What are the space and time complexities, in Big O notation, for the Lempel-Ziv-Welch and Huffman compression algorithms? Google is failing me.
Thanks,
Francisco
Huffman coding is well-situated than LZW coding. LZW coding facilitates more compression ratio than Huffman algorithm. Huffman coding requires more execution time than the LZW. In some cases time is not important as Huffman coding can be used to obtain high compression ratio.
Lempel–Ziv–Welch (LZW) is a universal lossless data compression algorithm created by Abraham Lempel, Jacob Ziv, and Terry Welch. It was published by Welch in 1984 as an improved implementation of the LZ78 algorithm published by Lempel and Ziv in 1978.
LZW TIFFs are considered a lossless file format. LZW TIFF compressions reorder the digital data into a smaller file size without deleting any pixels at all.
LZW compression works by reading a sequence of symbols, grouping the symbols into strings, and converting the strings into codes. Because the codes take up less space than the strings they replace, we get compression.
As the dictionary size is fixed and independent of the input length, LZW is in O(n) as each byte is only read once and the complexity of the operation for each character is constant.

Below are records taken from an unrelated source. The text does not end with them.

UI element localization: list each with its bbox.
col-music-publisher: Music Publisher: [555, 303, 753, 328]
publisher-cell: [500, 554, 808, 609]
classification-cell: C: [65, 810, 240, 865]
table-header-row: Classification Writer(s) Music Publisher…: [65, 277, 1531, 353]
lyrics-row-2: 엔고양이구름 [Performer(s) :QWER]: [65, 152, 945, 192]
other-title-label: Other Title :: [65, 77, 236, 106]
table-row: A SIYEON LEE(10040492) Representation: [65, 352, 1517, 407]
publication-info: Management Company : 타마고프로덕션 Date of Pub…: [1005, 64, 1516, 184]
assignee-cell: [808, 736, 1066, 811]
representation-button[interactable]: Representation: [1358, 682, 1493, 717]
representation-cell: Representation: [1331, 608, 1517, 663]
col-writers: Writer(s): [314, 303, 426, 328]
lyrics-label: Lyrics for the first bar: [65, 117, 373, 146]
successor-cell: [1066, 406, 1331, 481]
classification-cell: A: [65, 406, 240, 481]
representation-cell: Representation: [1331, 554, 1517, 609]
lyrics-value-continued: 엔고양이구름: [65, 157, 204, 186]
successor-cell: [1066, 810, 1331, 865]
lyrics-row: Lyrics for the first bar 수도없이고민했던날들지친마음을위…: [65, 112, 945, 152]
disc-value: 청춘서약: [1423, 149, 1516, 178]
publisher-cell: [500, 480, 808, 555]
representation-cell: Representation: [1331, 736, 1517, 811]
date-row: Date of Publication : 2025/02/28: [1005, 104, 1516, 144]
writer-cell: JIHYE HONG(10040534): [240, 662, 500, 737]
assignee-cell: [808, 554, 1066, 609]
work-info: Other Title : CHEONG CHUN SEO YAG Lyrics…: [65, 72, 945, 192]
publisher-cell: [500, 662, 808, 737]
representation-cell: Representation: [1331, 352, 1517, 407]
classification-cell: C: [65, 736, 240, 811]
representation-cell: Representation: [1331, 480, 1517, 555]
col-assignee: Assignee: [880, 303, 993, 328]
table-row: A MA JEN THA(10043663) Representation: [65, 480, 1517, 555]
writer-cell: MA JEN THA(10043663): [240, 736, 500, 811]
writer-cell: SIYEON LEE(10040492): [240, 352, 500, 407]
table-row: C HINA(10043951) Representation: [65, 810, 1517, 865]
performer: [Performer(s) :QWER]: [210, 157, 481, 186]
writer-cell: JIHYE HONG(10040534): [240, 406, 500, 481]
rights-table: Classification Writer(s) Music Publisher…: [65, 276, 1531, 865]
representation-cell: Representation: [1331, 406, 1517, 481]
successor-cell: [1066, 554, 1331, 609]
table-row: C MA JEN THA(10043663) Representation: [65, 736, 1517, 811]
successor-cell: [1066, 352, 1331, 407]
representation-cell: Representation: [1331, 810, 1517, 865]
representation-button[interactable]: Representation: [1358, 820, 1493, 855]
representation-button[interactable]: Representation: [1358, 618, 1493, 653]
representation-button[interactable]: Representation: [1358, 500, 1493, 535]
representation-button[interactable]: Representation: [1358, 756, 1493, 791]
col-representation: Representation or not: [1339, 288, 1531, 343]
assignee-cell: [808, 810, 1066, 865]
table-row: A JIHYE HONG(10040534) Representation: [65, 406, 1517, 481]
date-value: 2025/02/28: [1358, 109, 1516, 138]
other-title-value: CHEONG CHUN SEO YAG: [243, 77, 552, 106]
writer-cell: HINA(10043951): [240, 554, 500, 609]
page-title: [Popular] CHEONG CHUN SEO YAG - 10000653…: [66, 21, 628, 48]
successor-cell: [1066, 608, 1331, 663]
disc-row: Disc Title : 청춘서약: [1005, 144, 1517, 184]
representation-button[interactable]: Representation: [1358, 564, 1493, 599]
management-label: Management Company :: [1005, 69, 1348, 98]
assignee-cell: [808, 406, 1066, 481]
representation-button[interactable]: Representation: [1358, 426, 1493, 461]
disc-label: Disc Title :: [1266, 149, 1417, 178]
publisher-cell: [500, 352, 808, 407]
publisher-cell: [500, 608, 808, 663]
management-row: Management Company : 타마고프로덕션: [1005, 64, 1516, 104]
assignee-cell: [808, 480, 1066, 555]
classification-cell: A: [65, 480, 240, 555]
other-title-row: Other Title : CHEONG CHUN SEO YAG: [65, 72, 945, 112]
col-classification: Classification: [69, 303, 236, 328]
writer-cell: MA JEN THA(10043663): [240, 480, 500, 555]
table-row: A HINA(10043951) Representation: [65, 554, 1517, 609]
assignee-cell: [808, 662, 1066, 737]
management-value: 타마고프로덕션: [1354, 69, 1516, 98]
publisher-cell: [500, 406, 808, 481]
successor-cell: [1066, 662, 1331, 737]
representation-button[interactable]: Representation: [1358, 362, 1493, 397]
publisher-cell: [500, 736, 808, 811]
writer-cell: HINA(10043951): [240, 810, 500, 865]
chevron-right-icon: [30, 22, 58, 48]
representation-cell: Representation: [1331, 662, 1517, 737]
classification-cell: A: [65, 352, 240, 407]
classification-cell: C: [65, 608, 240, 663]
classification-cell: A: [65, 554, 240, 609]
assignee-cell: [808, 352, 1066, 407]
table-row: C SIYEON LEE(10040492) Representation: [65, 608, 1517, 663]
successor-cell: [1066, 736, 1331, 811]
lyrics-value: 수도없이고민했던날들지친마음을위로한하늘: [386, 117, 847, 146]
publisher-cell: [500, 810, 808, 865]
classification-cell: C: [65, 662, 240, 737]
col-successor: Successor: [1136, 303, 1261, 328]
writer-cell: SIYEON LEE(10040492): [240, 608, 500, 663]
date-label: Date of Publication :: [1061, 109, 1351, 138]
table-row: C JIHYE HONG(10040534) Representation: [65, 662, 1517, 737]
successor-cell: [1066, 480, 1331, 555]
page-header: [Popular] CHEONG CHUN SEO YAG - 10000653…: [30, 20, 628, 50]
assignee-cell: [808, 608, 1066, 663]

And Huffman encoding is also in O(n): First you count the number of occurrences for each input byte, then you sort it and build the output encoding.
Depends on the implementation. They get better all the time. "Huffman" is a bit too common a term. For example, you could mean an explicit tree, an implicit, a dynamic one... But in any case, I guess if you do it very clever you should be able to implement alomost any "Huffman" on O(n), with n being the text-length.
LZW is also implementation-dependent. I do not know off-hand what "O" common implementations have. I guess with big tables you probably have something like O(n log n), but thats just a guess.